I want to share what happened in my neighborhood a couple of days ago and maybe this will change your perception of stereotypes.
My best friend Margie Morgan and I walk to ballet class every Wednesday after school. Neither of us want to dance professionally, but it is wonderful exercise and we enjoy being part of an amateur dance troupe. It’s about a five block walk from our street to the dance school. On our way we pass by a neighborhood senior center. We generally see one or two of the senior citizens waiting at the bus stop for their ride home.
Last Wednesday as we were walking by we noticed a group of older adults surrounding a teenage boy who was sitting and waiting at the bus stop. I don’t want to be judgmental, but this teenager had a few tattoos and piercings. With that said, all he was doing was sitting and waiting for a bus.
Margie and I heard the unruly group of seven senior citizens begin making fun of this young man’s appearance. They were calling him unflattering names. The young man to his credit didn’t reply. The teenager was probably fourteen or fifteen and was dressed in black leather and combat boots. He was not, and I repeat was not, bothering anyone.
Margie and I couldn’t stand by and allow a group of adults to mistreat this young man.
“Ladies, why are you harassing this young man?” Margie asked as politely as I’ve ever heard her.
“This hooligan is ruining our neighborhood.” Answered the most outspoken of the women.
“Why do you say that?” I asked innocently.
“Well just look at him. He looks like troublemaker.” A short stocky woman with grey hair and glasses snorted at me.
“Did he do something to you?” Margie wanted to know.
“No, not yet. He’s just waiting for us to turn our backs and then he’ll steal our bus money or worse.” A silver haired woman in a wheel chair chimed in.
“So what you’re saying is because this young fellow looks different than you, he must be up to no good.” I added to the conversation. I couldn’t hold my words back any longer.
“We’re not saying that exactly,” the first woman stammered, “we’re saying we know his type.”
I stood back and watched the teenager look down at the ground and not say a word. He wasn’t angry and didn’t seem upset by the confrontation. Quite frankly, in my opinion he was acting more mature than our “mature citizens.”
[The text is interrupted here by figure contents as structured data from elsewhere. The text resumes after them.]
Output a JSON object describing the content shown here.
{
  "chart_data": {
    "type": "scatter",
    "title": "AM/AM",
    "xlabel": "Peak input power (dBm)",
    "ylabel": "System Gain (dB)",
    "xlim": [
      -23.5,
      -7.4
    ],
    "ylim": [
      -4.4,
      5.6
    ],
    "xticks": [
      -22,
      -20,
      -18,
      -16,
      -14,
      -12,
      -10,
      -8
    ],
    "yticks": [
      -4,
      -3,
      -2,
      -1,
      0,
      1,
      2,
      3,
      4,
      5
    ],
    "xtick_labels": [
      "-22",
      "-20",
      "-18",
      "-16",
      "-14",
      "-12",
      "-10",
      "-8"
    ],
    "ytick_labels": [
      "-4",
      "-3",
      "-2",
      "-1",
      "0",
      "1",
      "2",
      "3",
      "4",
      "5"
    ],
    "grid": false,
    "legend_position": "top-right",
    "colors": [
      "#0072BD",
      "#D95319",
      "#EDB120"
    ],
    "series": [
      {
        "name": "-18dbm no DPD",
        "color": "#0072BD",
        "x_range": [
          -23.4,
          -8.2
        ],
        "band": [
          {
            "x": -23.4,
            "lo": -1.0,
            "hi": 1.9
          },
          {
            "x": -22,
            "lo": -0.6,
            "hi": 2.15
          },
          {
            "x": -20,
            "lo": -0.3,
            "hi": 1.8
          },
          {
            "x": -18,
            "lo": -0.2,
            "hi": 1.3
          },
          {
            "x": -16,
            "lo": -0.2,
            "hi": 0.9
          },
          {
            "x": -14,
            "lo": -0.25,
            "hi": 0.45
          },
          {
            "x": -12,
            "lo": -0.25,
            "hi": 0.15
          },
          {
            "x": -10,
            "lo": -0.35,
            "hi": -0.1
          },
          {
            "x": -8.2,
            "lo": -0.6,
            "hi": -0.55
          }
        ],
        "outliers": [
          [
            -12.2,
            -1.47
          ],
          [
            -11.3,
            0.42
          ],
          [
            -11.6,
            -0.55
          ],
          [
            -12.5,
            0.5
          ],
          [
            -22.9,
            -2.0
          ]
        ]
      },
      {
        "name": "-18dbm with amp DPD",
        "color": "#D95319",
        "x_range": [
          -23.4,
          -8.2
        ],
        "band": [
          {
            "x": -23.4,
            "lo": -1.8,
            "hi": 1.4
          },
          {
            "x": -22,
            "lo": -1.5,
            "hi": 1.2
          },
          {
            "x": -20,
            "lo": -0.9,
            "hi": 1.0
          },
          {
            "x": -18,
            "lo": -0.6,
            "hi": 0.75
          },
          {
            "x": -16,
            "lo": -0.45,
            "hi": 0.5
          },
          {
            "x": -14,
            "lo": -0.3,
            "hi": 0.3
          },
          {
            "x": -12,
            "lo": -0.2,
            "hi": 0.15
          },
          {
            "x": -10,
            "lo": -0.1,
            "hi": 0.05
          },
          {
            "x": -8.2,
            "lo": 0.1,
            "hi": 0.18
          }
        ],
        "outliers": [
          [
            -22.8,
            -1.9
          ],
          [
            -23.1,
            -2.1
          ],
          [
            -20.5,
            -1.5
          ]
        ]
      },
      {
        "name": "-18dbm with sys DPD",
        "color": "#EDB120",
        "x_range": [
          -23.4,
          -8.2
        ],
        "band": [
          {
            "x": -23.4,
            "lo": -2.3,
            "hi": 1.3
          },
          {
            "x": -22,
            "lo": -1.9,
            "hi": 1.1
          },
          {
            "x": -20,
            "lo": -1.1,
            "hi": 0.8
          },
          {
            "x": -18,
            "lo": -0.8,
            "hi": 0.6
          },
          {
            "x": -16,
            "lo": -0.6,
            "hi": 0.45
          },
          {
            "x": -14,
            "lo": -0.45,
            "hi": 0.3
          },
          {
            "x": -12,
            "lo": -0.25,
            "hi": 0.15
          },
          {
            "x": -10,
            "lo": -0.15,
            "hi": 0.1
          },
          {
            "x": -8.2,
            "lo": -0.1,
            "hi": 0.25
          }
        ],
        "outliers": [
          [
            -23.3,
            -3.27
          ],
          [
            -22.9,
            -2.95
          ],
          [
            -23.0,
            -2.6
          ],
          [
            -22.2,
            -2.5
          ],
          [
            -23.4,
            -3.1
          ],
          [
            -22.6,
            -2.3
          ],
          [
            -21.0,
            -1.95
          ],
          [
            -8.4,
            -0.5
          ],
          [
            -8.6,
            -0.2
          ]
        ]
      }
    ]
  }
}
“So,” I said, “you are prejudging someone by their looks without knowing anything about them. I believe that’s called being prejudice.”
The seven senior citizens, turned in unison looking at me with that deer in the headlights look.
“We aren’t prejudice, we’re being cautious.” Said one woman in the back of the group.
Margie’s cheeks were turning red with anger as she piped up, “If you saw a group of teenagers doing what you are doing to this young man, what would you think of the situation? Would you think that a group of people were harassing the person sitting on the bench?”
“Of course we would, but that’s different. The elderly are vulnerable.”
I couldn’t help myself. I had to continue Margie’s argument. “What gives you the right to harass and judge this young man? Just because he may look different than you think he should, does that give you the right to harass him?”
As I finished my sentence the city bus pulled up. The young man stood up and boarded the bus. I watched him take a seat by the window and mouth “thank you” to me.
“I mean no disrespect, but you should be ashamed of yourselves. You are older, wiser and we look up to you to be our role models. My grandmother always said, ‘Never judge a book by its cover.’ Maybe that’s something all of you should remember when faced with a situation like this.” I blurted out in one long exasperated breath.
Margie smiled sweetly and said, “Have a nice day ladies.” We turned away from the group of women and continued walking to ballet class.
When I think back, I realize three teenagers handled a tense situation with more maturity than seven senior citizens who should have known better.
Let me ask you this: If you walked by and saw the same scenario, how would you have handled the situation?
- Would you have walked by and done nothing?
- Would you have stopped to see what was happening?
- Would you have taken sides before knowing all the facts?
The moral of the story: As my grandmother always said, never judge a book by its cover.
Please take a minute and share your thoughts with us.
***This is a work of fiction.***
None of it is real. All names, characters, businesses, places, events and incidents are either the products of the author’s imagination or used in a fictitious manner. Any resemblance to actual persons, living or dead, or actual events is purely coincidental.